"IBM and Cerner are helping hospitals break the spiral of escalating cost, preventable medical errors and inefficient operations", stated Russell Ricci, MD and general manager, IBM Global Healthcare. "This alliance will create the only end-to-end solution which is built on a common architecture. This will enable health care delivery in the United States and other countries to become more efficient and improve the quality and speed of consumer health care."
Patrick O'Hare, chief information officer for Spectrum Health, a large health care provider serving 13 counties in western Michigan, added: "Spectrum is focused on getting the most benefit for its technology investments. We could not ask for better partners in this area than IBM and Cerner. We are expecting even better performance and operational efficiencies from this alliance." The agreement will wrap IBM's worldwide e-business technology, marketing and sales capabilities around Cerner Millennium, the company's clinical, management and knowledge software application systems.
Under the agreement, the Cerner applications will be fully optimised and integrated with the IBM server, storage and infrastructure software. This will enable more information to be given to clinicians faster and with more accuracy. Such an end-to-end solution will also help drive down the complexity, initial cost and daily operating expenses, which are key issues for the health care organisations. With the IBM/Cerner solutions, health care institutions will no longer have to cobble together piece parts from different hardware and software suppliers to try and automate their operations.
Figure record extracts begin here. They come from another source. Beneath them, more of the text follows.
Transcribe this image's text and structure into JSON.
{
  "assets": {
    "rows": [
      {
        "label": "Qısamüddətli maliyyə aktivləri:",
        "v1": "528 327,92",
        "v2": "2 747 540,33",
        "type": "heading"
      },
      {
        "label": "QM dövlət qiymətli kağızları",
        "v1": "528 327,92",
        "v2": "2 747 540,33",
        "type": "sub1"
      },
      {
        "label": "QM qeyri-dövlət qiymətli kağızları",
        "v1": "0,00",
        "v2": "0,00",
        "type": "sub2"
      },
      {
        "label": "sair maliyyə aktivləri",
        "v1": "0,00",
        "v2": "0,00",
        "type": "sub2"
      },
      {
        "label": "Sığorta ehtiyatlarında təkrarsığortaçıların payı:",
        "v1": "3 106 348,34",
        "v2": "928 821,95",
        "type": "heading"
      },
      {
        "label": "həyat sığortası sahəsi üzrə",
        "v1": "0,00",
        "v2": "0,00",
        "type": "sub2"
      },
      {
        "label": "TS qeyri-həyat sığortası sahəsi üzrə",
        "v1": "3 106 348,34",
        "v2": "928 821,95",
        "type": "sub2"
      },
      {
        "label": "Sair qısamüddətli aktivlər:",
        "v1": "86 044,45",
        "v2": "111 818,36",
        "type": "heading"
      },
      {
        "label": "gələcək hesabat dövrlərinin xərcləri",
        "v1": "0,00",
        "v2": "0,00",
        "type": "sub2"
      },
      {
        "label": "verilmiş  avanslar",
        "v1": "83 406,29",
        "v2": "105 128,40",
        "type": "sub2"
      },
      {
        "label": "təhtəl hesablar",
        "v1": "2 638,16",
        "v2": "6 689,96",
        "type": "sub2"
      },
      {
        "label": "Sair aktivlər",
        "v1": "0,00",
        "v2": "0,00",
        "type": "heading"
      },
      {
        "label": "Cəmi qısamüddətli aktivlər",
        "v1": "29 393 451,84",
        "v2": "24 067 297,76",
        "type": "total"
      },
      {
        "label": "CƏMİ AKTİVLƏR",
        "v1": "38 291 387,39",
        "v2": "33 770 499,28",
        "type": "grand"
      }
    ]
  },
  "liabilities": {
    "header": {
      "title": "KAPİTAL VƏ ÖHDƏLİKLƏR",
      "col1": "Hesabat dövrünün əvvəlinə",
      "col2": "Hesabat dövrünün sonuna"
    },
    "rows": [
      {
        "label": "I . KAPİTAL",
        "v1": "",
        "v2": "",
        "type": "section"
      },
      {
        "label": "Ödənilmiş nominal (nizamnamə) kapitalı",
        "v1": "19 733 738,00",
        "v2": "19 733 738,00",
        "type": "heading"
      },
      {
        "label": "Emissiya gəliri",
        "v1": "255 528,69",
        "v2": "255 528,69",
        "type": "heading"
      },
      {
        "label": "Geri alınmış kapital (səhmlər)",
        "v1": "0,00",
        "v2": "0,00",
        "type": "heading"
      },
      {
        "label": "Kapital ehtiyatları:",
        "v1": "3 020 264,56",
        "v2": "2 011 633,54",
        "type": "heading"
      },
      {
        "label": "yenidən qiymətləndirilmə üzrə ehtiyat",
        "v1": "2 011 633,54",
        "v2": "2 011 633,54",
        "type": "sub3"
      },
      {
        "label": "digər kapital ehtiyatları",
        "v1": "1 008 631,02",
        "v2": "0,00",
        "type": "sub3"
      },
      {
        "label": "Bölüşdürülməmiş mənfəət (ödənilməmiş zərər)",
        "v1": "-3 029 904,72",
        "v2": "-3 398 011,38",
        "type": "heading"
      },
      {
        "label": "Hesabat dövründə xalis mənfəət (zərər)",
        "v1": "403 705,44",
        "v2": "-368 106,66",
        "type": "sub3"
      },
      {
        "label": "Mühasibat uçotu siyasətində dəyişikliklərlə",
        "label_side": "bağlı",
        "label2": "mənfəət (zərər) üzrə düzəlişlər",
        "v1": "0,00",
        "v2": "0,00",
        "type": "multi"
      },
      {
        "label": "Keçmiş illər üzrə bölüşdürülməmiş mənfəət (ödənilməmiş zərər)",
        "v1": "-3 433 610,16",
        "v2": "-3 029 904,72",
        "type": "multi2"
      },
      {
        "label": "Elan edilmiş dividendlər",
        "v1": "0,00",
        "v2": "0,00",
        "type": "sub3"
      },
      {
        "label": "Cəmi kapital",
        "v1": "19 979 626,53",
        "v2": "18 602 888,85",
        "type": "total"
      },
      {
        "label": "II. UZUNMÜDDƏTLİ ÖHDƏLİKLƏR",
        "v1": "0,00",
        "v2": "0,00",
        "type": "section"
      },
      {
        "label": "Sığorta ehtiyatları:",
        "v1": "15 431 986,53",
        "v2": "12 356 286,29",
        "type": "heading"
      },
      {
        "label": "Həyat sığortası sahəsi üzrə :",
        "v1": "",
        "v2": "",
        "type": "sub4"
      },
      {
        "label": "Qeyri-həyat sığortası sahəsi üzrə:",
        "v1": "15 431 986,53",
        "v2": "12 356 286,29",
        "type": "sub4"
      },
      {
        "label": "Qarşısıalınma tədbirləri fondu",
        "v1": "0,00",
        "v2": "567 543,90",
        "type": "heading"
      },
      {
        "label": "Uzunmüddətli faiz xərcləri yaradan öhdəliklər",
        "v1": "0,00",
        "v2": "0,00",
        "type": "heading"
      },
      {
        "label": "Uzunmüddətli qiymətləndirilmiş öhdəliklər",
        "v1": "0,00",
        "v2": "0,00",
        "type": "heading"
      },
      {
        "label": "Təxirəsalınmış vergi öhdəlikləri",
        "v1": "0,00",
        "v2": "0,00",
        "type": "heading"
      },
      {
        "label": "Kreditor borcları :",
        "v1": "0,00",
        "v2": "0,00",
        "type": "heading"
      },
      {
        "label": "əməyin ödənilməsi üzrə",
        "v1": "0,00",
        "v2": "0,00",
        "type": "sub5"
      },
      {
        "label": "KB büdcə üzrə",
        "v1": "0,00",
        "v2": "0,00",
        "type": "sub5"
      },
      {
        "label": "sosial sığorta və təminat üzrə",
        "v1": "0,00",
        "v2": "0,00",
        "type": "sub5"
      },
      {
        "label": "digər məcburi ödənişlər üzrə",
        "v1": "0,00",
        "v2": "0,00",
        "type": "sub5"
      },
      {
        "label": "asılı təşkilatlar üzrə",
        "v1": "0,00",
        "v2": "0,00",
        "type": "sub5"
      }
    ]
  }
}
The integrated Cerner and IBM offerings also will help the health care industry minimise medical errors, which are estimated to cause thousands of patient deaths or injuries each year. For example, electronic-based medical records will be available any time to any appropriate hospital department, unlike paper-based records that may be unavailable, lost or misread.
A recent Institute of Medicine report states that considerably wider use of information technology must play a central role in fixing what is now a "disjointed and inefficient health care system" in the United States. A Rand Corporation study confirmed that assessment, adding that the United States ranks a mere 37th position in the world in overall health system performance. Inefficiency and excessive costs are serious problems facing health care institutions in many other countries as well.
Globally, more than 1500 hospitals and other health care providers already use Cerner software to collect, disseminate and manage patient data across the continuum of care to pharmacies, insurance companies and even to the home with the highest level of security and privacy. IBM will use its worldwide marketing and sales force to recommend and promote the more than 46 integrated software solutions which are part of Cerner Millennium. With Millennium, clinical data can be aligned with hospital financial and operational data to automate and streamline inefficient business practices.
For its part, Cerner will recommend and promote IBM to its customers as a provider of eServer computers, storage area networks and middleware. Cerner will include IBM's framework for e-business as part of its software development strategy and migrate its application software portfolio to it. Future Cerner development work will be integrated with IBM WebSphere, MQ Series, DB2 Universal database, and other IBM standards-based solutions.
The two companies will co-ordinate and conduct global marketing and sales efforts to health care organisations in the Americas and Europe, as well as Asian markets. The IBM/Cerner alliance is another example of IBM's commitment to go-to-market with independent software vendors through the PartnerWorld for Developers programme.